Its fourth-quarter earnings saw revenue growth of 19% to $4.8 billion, but its net income growth of 27% to $2.1 billion was even more impressive, meaning Texas Instruments is squeezing more profits out of every dollar it takes in. Unlike many growth-at-all-costs tech stocks, non-GAAP (adjusted) earnings aren't needed to show a profit; Texas Instruments just casually converts 44% of revenue into net income.

With healthy margins, Texas Instruments can reinvest in the business and reward shareholders through dividends and share buybacks. Additionally, with technology becoming integral to everyday life, the cyclicality of the semiconductor business is being compressed. Along with stock price growth, the dividend generates a 2.6% yield and that makes Texas Instruments a prime stock that will pay you to hold onto it.

2. Microsoft

As Microsoft is the second-largest company by market cap in the world, conventional wisdom would say it is difficult to grow when the company is as big as it is.
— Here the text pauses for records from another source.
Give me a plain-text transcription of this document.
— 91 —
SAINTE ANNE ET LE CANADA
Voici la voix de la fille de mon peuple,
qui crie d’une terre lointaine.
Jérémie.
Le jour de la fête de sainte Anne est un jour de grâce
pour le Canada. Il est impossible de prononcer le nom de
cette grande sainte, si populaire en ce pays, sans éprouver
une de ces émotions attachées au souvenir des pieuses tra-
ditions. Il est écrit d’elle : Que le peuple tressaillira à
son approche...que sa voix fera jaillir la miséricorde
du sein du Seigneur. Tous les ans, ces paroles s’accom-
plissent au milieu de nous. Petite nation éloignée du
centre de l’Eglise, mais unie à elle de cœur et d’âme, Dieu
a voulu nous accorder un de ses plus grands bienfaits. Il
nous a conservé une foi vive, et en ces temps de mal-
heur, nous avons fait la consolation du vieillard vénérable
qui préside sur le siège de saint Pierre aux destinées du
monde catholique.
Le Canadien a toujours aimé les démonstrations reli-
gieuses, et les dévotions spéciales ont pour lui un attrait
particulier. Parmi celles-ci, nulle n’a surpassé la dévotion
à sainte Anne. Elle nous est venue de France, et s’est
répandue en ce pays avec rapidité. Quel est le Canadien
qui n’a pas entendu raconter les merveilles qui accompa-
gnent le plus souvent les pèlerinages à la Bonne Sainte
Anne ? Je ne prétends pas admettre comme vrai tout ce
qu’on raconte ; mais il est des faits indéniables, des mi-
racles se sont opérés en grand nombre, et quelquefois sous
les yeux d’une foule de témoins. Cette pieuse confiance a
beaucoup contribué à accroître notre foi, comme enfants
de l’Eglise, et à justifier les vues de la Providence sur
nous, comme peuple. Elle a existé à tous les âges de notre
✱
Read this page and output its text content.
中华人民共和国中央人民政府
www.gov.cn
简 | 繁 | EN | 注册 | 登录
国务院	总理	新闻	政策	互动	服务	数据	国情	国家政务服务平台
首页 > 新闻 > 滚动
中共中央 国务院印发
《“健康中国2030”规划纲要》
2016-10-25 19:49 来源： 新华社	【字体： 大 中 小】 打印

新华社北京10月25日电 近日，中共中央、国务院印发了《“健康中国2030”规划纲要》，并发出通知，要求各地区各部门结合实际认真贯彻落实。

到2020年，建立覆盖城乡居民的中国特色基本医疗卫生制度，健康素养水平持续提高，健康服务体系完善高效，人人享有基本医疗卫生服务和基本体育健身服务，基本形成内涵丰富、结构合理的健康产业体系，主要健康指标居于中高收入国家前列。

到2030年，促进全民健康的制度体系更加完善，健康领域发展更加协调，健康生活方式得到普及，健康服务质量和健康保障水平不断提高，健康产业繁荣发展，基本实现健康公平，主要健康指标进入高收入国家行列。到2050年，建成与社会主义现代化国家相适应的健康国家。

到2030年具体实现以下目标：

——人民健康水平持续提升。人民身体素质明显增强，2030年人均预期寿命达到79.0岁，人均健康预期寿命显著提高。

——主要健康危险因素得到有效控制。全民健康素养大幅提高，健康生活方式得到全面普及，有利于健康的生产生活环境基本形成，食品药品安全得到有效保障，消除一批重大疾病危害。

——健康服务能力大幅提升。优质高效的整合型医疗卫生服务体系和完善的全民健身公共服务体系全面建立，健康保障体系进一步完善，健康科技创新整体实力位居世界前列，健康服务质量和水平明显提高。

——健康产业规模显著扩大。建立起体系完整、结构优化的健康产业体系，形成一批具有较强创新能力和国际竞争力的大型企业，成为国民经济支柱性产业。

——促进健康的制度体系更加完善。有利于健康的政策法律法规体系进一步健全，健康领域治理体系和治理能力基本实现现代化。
With its second-quarter earnings (ended Dec. 31), Microsoft trashed this notion. Quarterly revenue was an astounding $51.7 billion -- more than Texas Instruments made during 2019, 2020, and 2021 combined -- and it's growing at a 20% clip year over year.

The star of the report was the Azure cloud segment, which grew 46%, contrasted by Microsoft's worst-performing segment -- the surface laptop series, which only grew 8%. With Microsoft's planned acquisition of Activision Blizzard, the company is making a big expansion into the gaming world. It has long been a gaming hardware provider and it owned a few smaller gaming studios. This move greatly expands its game-development wing.

While Microsoft's dividend yield is a rather low 0.8%, that rate is somewhat depressed because of the stock's strong price appreciation over the past few years. Microsoft has exciting growth prospects ahead and is preserving its cash flows to execute those goals. It also has lots of room to grow the dividend for many years to come.

3. Accenture

Compared with the other two companies, Accenture is not as well known. It provides consulting services around the globe in areas like artificial intelligence, cloud, and security. In addition to a=dvising its clients, Accenture has the expertise to create and maintain any solutions devised with the customer.

Accenture's size is between Microsoft ($2.26 trillion) and Texas Instruments ($157 billion), sitting at a market cap of $225 billion. During its fiscal year 2022 first quarter, ended Nov. 30, 2021, revenue grew at 27% to $15 billion year over year. It also had record new bookings, with $16.8 billion in potential revenue scheduled for the business -- an increase of 30% over last year's quarter. Accenture's revenue is not anchored to one industry or region but spread across multiple segments.

Revenue by Region Share of Total
North America 46%
Europe 34%
Growth Markets 20%

Source: Accenture.

Revenue by Industry Share of Total
Communication Media & Tech 21%
Financial Services 19%
Health & Public Services 18%
Products 29%
Resources 13%

Source: Accenture.

A worldwide recession would hit Accenture's business hard, but a localized one shouldn't derail the company.

Accenture's dividend yield is only 1.1%, but like Microsoft, Accenture's growth prospects make it attractive to investors.

What about stock buybacks and total returns?

Another factor for all three stocks is share repurchases. An alternative method of returning capital to shareholders, stock buybacks reduce the number of shares available and make each share more valuable.

TXN Average Diluted Shares Outstanding (Annual) Chart

TXN Average Diluted Shares Outstanding (Annual) data by YCharts

Over the last 10 years, each company has reduced the shares outstanding and rewarded shareholders in addition to dividends. After adding stock buybacks and dividends used to purchase additional shares, the total stock performance significantly outperforms the stock price movement.

TXN Chart

TXN data by YCharts

If investors trade in and out of the stock, they do not reap long-term shareholder benefits. With these three stocks over the last five years, they would have lost out on 30% to 40% of performance. All three businesses have revenue growth ahead and should reward shareholders along the way. Holding onto the stocks for three to five years will give investors a significant edge over anyone who trades in and out of these businesses.